Sinemayı kültür endüstrisinin bir bileşeni olarak değil, küresel meselelere dikkat çekmek için kuvvetli bir anlatı aracı olarak değerlendirmek gerektiğinin altını çizen Mehmet Zahid Sobacı, “Bizler sahip olduğumuz imkanları bu haklı ama güçsüz çoğunluğun istifadesini sunmak zorundayız. Görmezden gelinenlerin hikayesini kadrajın tam merkezine yerleştirmek zorundayız. Türkiye’nin kamu yayıncısı TRT olarak bizler de yayınlarımız, yapımlarımız ve tüm etkinliklerimizde olduğu gibi, sinemada da yok sayılanların sesi olmayı ve görünmeyenleri göstermeyi bir sorumluluk olarak omuzlarımızda taşıyoruz.” ifadelerini kullandı.
Sobacı, Filistinlilerin kendi hikayelerini anlatmasına dahi tahammül edilemediğine işaret ederek, “Ne mutlu ki insanlığın, zulüm karşısında kıyam etmek için bu platformlara ihtiyacı yok. Çünkü bizler tam da böylesi zamanlar için, uluslararası dijital platformumuz tabii’yi kurduk. Bir buçuk yıl gibi kısa bir sürede 6 milyondan fazla üye sayısına ulaştık. tabii’de ‘Filistinlilerin Öyküleri’ adlı bir kategori oluşturduk. Filistin’e dair tüm içeriklerimizi, bu kategori altında topladık.” dedi.
Bu yıl “En İyi Film” The Strange Case Of The Human Cannonball
Ödül töreninde sahne alan İngiliz müzisyen The Undercover Hippy grubunun solisti Billy Rowan, Filistin için yazdığı “We Are Not Numbers” isimli eserini seslendirdi.

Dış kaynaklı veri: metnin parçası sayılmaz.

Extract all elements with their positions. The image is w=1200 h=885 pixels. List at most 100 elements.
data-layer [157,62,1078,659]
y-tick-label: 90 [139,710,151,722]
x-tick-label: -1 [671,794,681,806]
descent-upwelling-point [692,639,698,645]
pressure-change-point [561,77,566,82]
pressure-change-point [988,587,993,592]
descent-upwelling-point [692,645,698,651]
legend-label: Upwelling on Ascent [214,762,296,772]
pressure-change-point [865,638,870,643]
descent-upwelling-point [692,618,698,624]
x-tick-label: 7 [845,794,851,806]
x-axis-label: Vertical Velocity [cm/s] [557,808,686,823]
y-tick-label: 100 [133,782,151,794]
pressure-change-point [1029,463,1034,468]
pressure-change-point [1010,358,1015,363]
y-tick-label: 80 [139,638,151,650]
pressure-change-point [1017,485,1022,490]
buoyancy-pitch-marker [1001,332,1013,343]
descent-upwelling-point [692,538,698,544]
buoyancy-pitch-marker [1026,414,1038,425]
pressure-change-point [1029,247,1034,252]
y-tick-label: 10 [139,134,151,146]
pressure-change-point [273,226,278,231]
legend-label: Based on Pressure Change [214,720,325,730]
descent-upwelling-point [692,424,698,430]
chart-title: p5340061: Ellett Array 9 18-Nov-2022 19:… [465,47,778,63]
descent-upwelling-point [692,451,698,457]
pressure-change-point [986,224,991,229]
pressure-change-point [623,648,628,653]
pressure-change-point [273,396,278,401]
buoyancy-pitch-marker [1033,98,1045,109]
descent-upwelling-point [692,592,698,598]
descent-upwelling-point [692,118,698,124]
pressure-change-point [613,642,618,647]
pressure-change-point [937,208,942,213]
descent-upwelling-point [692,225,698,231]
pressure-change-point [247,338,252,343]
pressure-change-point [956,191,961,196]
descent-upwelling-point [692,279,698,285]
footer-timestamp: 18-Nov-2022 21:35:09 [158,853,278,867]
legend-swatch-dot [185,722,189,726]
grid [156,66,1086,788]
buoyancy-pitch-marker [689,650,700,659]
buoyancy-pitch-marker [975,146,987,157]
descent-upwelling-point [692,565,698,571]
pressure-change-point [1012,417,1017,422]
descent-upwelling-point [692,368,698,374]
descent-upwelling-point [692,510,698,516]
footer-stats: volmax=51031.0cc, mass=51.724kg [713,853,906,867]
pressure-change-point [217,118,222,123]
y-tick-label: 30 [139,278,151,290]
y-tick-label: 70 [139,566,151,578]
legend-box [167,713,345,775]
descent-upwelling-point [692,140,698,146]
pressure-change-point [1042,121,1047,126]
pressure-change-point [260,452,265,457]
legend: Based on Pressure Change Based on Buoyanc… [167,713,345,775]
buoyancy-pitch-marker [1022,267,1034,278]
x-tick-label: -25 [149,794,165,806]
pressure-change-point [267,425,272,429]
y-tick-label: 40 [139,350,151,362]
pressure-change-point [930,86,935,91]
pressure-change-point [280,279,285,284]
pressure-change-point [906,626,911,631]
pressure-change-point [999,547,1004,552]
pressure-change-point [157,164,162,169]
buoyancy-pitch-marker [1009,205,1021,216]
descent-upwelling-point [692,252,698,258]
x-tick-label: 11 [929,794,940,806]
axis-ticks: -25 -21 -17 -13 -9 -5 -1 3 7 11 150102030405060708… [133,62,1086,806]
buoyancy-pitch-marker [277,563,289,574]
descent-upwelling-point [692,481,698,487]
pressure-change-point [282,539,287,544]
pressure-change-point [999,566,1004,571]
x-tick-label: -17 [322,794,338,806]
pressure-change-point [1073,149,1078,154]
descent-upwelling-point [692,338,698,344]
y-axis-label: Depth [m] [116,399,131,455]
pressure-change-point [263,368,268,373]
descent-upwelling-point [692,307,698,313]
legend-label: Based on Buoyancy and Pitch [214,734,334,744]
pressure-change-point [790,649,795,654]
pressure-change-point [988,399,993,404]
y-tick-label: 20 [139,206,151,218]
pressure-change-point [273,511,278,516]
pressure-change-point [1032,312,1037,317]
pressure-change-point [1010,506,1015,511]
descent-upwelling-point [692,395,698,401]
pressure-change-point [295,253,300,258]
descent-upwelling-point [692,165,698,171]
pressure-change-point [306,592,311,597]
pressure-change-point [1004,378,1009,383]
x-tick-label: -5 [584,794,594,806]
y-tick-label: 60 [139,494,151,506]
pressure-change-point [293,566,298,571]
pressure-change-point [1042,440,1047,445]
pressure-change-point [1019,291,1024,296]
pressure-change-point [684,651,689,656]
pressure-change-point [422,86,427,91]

İlk üçe giren filmlerin ekiplerine ödülleri İletişim Başkanı Fahrettin Altun, TRT Genel Müdürü Mehmet Zahid Sobacı ve TRT Yönetim Kurulu Üyesi Doç. Dr. Veysel Kurt takdim etti.
Bu yıl “En İyi Film” kategorisinde birinciliğe “The Strange Case Of The Human Cannonball” adlı filmle Ekvador’dan Roberto Valencia, ikinciliğe “Murder Tongue” adlı yapımla Pakistan’dan Ali Sohail Jaura ve üçüncülüğe “Talk To Me” filmiyle Japonya’dan Jimmy Ming Shum değer görüldü.
Ödül töreni, kazananların ve katılımcıların hatıra fotoğrafı çektirmesiyle sona erdi.
Festival hakkında
Festivalde, finale kalan 10 filmin gösteriminin yanı sıra festivalin jüri başkanı Aida Begic, jüri üyelerinden Abdülhamid Güler, Faysal Soysal ve Darin Sallam’ın katılımıyla “İnsani Film Yapımcılığı Paneli”, Büşra Bülbül ve Sina Salimi’nin katılımıyla “Perde Arkası: Film Okuma Atölyesi” ve oyuncu Olgun Şimek’in katılımıyla “Oyunculuk Atölyesi” düzenlendi.
Dünyanın dört bir yanından orijinal filmlerin yarıştığı festivalin jüri başkanlığını, Saraybosnalı yönetmen ve senarist Aida Begic üstlendi.
Küresel insani sorunlara ışık tutmayı hedefleyen TRT World Citizen Humanitarian Film Festival, film yapımcılarına insani meseleleri kendilerine has bir bakış açısıyla ele almaları için imkan sağlıyor.
Merkezine insanı alan festival, savaş, çatışma, salgın, kadın hakları, göçmen krizi, iklim değişikliği, çevre kirliliği, açlık, kıtlık, evsizlik ve yoksulluk gibi farklı konulara odaklanıyor.
Festivale bu yıl başta İran, Amerika Birleşik Devletleri, Hindistan ve Türkiye olmak üzere birçok ülkeden toplam 301 film başvuru yaptı.